Apple vows to keep fighting
Apple made clear it isn’t backing down. “We firmly believe the DMA’s mandate goes beyond what is lawful and proportionate, threatening to erode decades of privacy and security protections we’ve built and leaving our users vulnerable to new risks,” a company spokesperson said. “We will continue advocating for the innovation and privacy our European customers deserve.”
We firmly believe the DMA’s mandate goes beyond what is lawful and proportionate.
— Apple spokesperson
Few companies have fought the DMA as hard as Apple, which has filed five separate legal challenges against the Commission since the law took effect. The scoreboard so far mostly favours Brussels.

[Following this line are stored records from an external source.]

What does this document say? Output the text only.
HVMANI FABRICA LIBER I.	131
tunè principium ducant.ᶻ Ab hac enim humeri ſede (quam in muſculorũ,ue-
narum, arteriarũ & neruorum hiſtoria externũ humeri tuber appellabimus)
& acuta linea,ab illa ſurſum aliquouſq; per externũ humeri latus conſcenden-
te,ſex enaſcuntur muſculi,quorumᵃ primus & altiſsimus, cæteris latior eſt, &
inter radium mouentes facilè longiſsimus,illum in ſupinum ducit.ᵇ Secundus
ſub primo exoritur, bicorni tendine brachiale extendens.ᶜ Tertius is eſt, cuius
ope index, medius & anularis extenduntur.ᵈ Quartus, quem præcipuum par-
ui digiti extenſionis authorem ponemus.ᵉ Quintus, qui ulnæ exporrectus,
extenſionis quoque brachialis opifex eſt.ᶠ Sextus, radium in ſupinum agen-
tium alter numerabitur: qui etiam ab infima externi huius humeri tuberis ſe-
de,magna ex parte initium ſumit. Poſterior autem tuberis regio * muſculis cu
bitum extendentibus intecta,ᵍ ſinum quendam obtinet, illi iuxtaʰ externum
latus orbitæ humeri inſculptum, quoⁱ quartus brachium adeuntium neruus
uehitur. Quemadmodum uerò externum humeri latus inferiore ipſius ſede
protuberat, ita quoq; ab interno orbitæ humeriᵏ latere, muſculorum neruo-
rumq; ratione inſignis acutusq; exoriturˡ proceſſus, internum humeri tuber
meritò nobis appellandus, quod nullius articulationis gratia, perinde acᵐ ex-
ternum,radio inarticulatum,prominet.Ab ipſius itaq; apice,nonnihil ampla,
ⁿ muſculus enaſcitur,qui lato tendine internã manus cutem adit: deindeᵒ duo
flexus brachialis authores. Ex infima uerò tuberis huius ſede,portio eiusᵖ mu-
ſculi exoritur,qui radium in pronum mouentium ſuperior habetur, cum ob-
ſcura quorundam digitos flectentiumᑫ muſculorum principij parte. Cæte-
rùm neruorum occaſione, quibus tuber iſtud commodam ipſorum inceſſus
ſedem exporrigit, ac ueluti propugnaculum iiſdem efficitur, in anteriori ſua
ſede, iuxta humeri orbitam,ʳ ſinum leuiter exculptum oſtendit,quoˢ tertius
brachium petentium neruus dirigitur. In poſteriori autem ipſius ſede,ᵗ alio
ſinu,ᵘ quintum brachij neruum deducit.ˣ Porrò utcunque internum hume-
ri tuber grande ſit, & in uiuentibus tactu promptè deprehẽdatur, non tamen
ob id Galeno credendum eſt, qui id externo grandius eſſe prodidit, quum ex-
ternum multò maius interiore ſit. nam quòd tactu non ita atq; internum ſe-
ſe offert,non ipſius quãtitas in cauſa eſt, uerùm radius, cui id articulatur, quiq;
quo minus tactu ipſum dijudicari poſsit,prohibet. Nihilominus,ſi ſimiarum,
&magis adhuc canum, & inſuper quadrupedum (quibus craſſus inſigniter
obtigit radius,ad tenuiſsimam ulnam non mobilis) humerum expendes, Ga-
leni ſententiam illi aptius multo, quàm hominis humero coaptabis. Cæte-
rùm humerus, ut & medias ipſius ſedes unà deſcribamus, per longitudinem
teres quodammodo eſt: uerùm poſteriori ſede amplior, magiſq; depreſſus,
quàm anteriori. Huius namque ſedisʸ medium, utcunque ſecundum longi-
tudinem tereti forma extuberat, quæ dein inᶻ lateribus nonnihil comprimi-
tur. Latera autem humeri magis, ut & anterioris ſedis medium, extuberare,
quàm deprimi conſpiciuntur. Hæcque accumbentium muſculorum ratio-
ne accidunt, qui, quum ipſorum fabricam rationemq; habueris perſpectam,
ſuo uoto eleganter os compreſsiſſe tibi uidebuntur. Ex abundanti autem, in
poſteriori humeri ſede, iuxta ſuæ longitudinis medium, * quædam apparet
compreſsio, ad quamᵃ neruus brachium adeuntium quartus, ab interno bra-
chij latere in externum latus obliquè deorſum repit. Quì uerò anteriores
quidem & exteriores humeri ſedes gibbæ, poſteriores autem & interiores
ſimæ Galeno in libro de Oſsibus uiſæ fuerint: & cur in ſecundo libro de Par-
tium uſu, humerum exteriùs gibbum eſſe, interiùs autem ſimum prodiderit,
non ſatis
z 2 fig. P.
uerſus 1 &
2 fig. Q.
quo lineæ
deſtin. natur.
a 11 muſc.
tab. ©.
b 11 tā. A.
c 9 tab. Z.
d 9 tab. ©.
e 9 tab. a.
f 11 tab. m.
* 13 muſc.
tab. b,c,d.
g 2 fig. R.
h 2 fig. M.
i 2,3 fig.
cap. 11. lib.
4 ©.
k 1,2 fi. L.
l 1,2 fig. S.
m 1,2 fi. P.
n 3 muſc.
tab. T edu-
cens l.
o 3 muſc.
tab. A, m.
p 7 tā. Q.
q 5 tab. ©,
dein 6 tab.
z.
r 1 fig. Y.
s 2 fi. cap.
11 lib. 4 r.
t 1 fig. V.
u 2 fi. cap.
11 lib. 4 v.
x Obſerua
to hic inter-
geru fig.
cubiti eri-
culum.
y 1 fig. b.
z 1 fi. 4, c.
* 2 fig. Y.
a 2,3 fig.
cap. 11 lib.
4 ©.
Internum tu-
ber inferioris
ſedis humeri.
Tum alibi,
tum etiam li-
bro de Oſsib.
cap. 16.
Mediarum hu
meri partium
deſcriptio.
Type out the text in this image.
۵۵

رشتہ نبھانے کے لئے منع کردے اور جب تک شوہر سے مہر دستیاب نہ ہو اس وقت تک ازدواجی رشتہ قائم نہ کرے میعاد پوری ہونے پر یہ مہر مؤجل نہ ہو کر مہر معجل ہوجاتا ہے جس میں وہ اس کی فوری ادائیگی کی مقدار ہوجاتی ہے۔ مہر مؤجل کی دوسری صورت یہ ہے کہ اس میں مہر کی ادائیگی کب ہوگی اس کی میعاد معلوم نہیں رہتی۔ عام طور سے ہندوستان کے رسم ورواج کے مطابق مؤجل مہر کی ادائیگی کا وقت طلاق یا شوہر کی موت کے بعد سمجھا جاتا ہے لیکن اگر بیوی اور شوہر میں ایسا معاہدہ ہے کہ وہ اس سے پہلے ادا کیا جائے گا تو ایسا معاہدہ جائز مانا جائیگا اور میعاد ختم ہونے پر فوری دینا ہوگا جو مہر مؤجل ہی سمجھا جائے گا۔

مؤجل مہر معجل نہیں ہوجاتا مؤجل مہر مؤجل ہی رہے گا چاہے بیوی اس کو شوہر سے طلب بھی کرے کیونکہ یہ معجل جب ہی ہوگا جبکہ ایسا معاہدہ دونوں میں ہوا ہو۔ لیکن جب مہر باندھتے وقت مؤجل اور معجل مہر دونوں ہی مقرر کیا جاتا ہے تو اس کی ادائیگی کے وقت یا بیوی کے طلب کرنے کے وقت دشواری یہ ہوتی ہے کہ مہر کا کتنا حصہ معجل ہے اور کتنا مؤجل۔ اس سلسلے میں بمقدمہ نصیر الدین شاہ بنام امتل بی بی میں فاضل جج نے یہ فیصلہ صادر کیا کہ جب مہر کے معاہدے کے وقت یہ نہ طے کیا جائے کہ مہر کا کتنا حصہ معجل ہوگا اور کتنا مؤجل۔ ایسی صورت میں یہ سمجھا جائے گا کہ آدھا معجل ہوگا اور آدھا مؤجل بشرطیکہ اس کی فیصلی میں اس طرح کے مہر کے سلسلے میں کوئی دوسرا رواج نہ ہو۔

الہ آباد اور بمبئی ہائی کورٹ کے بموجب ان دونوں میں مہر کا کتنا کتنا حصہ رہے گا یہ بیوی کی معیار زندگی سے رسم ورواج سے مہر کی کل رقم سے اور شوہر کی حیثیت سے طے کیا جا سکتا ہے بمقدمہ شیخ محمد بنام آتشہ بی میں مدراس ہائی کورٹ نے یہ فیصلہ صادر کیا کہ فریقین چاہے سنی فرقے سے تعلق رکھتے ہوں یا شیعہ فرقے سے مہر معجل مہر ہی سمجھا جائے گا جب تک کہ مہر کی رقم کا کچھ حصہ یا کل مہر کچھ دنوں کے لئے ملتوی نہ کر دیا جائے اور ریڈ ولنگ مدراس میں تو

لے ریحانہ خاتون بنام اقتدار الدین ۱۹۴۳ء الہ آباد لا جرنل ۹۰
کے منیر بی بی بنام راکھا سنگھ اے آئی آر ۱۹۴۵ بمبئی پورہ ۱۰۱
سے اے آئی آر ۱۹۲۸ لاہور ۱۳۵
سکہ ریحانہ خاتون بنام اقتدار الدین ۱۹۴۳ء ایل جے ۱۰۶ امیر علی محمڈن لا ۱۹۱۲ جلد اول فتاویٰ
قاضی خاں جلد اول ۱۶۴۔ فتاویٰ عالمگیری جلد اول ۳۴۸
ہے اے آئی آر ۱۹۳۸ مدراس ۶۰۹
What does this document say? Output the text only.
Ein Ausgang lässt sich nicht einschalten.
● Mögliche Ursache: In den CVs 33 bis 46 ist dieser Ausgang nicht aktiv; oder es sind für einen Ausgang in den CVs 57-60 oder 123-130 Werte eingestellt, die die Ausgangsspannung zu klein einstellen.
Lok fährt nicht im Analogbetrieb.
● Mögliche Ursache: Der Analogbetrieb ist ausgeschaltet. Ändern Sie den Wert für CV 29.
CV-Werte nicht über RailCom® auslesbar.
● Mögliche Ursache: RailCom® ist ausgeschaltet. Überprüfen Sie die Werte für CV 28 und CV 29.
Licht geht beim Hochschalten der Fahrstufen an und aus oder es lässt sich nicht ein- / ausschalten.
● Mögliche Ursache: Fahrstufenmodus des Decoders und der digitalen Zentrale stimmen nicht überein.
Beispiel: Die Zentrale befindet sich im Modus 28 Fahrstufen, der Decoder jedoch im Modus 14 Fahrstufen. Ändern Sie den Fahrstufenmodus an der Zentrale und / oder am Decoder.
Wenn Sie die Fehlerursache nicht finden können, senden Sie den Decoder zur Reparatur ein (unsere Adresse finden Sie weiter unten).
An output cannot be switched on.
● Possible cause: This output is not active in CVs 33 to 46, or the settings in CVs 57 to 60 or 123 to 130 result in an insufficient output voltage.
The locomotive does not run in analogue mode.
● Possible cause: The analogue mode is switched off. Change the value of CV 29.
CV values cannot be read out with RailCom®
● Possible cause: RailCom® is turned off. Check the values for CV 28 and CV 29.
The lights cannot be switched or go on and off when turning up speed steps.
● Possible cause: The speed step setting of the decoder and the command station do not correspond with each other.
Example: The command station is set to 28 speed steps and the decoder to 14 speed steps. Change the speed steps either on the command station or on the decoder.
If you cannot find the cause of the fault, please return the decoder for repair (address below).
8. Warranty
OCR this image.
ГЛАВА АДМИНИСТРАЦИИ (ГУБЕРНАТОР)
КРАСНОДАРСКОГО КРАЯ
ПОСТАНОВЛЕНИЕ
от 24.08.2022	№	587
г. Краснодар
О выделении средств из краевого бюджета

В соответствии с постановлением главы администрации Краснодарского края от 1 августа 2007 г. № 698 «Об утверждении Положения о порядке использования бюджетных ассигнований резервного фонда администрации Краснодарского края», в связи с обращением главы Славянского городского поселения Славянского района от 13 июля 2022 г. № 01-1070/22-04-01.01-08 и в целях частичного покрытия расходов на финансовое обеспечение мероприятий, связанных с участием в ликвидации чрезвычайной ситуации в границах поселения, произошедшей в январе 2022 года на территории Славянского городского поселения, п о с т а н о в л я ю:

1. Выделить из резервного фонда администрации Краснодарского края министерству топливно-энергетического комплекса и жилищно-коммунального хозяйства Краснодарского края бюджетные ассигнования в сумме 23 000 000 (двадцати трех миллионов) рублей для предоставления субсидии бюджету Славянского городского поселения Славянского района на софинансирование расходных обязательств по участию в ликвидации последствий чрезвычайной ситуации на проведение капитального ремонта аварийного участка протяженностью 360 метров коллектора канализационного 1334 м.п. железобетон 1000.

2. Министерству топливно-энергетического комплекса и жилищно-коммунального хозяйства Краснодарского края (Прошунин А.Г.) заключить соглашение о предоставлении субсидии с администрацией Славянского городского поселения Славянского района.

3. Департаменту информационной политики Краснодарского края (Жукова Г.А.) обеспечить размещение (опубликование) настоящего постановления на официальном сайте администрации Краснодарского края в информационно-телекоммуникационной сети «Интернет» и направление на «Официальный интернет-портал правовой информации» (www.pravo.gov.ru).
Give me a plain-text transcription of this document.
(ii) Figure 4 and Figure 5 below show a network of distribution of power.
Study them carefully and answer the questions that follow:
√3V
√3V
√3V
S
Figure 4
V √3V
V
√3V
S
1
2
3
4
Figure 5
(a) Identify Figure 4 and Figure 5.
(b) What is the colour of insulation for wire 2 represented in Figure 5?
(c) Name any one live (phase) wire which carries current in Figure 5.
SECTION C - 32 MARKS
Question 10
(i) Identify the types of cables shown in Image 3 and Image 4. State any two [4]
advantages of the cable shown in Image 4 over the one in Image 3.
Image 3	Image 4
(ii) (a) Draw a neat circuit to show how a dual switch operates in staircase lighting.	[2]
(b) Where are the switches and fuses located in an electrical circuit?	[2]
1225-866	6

Judges threw out ByteDance’s challenge in full back in 2024 and only partly annulled Meta’s gatekeeper status last month.
The relationship between Apple and Brussels keeps getting rockier. The two sides clashed publicly just last month, after Apple said EU rules were the reason it couldn’t launch an upgraded Siri assistant across the bloc. Weeks later, Apple’s chief executive Tim Cook held a video call with the EU’s tech chief, Henna Virkkunen, which the Commission described as “constructive.”
Two more disputes are still pending: one over Commission demands that Apple open iOS to third party developers, another over a €500m fine handed down in April 2025 for anti steering violations.